When he felt he was ready to put his knowledge into action, Khwaja Hamied left for India. It was on his return voyage in 1928 that he perceived India’s need of a chemical laboratory for research and manufacture of drugs. He envisioned an institute which would provide practical training and an opportunity for research to young Indian graduates.
While leaving Germany not only did Hamied bid goodbye to the wonderful professors he deeply respected but he also left behind his lady love, Luba, whom he had met in Berlin in 1925. There’s something really heartwarming about the fact that on his first meeting with Luba, he drew her a map of Hindustan. A nation that he described as a land of Hindus & Muslims, where everyone was united, irrespective of religion. The couple reached a happy ending in April 1928, when Hamied went back to Berlin briefly and the two got married in a mosque.
Hamied’s hand-drawn map of Hindustan, taken from brill.com
On reaching India, Khwaja was left disappointed as his plan for a technical research institute couldn’t materialize. In the following years, his dream to set up a chemical and pharmaceutical laboratory took a backseat. The little income he earned was through selling typewriters, sewing machines and Okasa, a drug for male impotency. Hamied’s father suggested that he join the government services but the nationalist Hamied flatly refused. His business eventually flourished and Hamied finally formed The Chemical, Industrial and Pharmaceutical Laboratories – CIPLA in 1935, giving the company all his patent and proprietary formulae without charging any royalty, reflecting his selflessness. He purchased the pharmaceutical machinery he could afford, having received little public support owing to their skepticism of the company’s capabilities.
“Never again will India be starved of essential drugs.”
This was Hamied’s promise on forming CIPLA, and the company stands true to his promise even today, providing lifesaving generic drugs at affordable prices. The journey wasn’t free of hurdles; the global practice of patenting drugs and their production process left CIPLA in a spot.
When CIPLA started producing propranolol in India, a drug which was already patented by a US pharmaceutical company, patent issues were inevitable. However, the Government of India led by Indira Gandhi stepped in and changed India’s patent laws- A drug could no longer be patented, only the process of manufacturing it could. Thus, CIPLA was free to reverse engineer, produce and sell at low prices any drug as long as the manufacturing process was different.

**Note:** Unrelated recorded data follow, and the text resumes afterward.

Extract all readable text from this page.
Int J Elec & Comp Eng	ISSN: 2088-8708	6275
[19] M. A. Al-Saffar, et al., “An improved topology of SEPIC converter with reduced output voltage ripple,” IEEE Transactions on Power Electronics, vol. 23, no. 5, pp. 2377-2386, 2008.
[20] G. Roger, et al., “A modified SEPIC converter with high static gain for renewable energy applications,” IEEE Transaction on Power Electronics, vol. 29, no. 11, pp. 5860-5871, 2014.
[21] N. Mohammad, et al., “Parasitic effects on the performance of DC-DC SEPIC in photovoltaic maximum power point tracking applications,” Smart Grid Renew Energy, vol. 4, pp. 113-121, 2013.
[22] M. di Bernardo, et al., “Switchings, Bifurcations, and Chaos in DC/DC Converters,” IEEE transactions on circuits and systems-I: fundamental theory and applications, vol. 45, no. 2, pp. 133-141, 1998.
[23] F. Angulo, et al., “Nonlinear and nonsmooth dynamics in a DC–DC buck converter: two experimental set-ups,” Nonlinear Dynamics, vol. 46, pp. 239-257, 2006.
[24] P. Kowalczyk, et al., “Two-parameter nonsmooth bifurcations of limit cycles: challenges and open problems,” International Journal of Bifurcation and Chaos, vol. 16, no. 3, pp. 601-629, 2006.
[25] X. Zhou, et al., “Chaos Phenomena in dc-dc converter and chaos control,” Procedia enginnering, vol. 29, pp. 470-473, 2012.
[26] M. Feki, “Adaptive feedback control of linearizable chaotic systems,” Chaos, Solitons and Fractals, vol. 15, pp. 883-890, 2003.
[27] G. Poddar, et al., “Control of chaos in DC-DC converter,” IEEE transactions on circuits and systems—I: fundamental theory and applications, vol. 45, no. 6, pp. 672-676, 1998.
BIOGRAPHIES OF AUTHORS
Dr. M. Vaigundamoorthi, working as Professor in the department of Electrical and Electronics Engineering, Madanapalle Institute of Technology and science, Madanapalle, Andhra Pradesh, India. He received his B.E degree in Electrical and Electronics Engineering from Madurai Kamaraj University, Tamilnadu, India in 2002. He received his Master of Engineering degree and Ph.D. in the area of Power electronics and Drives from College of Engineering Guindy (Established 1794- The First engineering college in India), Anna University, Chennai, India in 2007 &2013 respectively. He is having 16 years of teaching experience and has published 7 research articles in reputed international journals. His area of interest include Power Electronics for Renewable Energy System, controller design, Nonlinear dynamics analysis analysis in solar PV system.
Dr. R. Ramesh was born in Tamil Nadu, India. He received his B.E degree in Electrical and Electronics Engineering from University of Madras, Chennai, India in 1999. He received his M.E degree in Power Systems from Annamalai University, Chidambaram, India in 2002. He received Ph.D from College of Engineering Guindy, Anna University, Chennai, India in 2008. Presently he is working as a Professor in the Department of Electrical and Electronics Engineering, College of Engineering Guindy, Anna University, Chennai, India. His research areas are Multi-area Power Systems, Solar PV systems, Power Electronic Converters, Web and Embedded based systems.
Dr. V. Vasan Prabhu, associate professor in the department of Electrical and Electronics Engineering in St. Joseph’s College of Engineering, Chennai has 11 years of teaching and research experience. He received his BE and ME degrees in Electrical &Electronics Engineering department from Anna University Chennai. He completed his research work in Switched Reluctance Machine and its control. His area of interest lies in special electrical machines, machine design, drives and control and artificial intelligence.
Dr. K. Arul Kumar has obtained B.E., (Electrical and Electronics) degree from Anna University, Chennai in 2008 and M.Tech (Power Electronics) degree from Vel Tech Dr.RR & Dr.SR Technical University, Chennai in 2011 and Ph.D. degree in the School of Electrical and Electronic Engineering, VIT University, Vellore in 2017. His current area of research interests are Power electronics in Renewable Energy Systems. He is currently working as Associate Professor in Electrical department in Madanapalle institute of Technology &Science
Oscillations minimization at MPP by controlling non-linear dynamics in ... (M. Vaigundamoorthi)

While handing over the company to his son, Yusuf Hamied, Khwaja Abdul Hamied clearly stated his intention for forming the company: to provide effective but inexpensive drugs to the poor. From developing a low priced, extremely affordable anti-HIV drug to introducing the world to Q-TIB, CIPLA has contributed greatly to India’s pharmaceutical industry. Q-TIB is a drug that aims at preventing tuberculosis in people suffering from HIV.
Hamied’s unwavering resolve of bringing about a lasting change in India that would benefit the youth & the poor was brought to life with his intellect and endurance. Khwaja Abdul Hamied brought to the world drugs that continue to save millions of lives and a plethora of knowledge and opportunities, for which we will be forever grateful.
“Man may boast of his skill, knowledge and hard work (sic) in achieving success, but I always consider it as a blessing from God Almighty who controls the destiny of man, without whose will no one can rise or fall. It was my unshakable faith in God, coupled with my knowledge, hard work and the principles of love, truth and non-violence which helped me to achieve this position in such a short time.”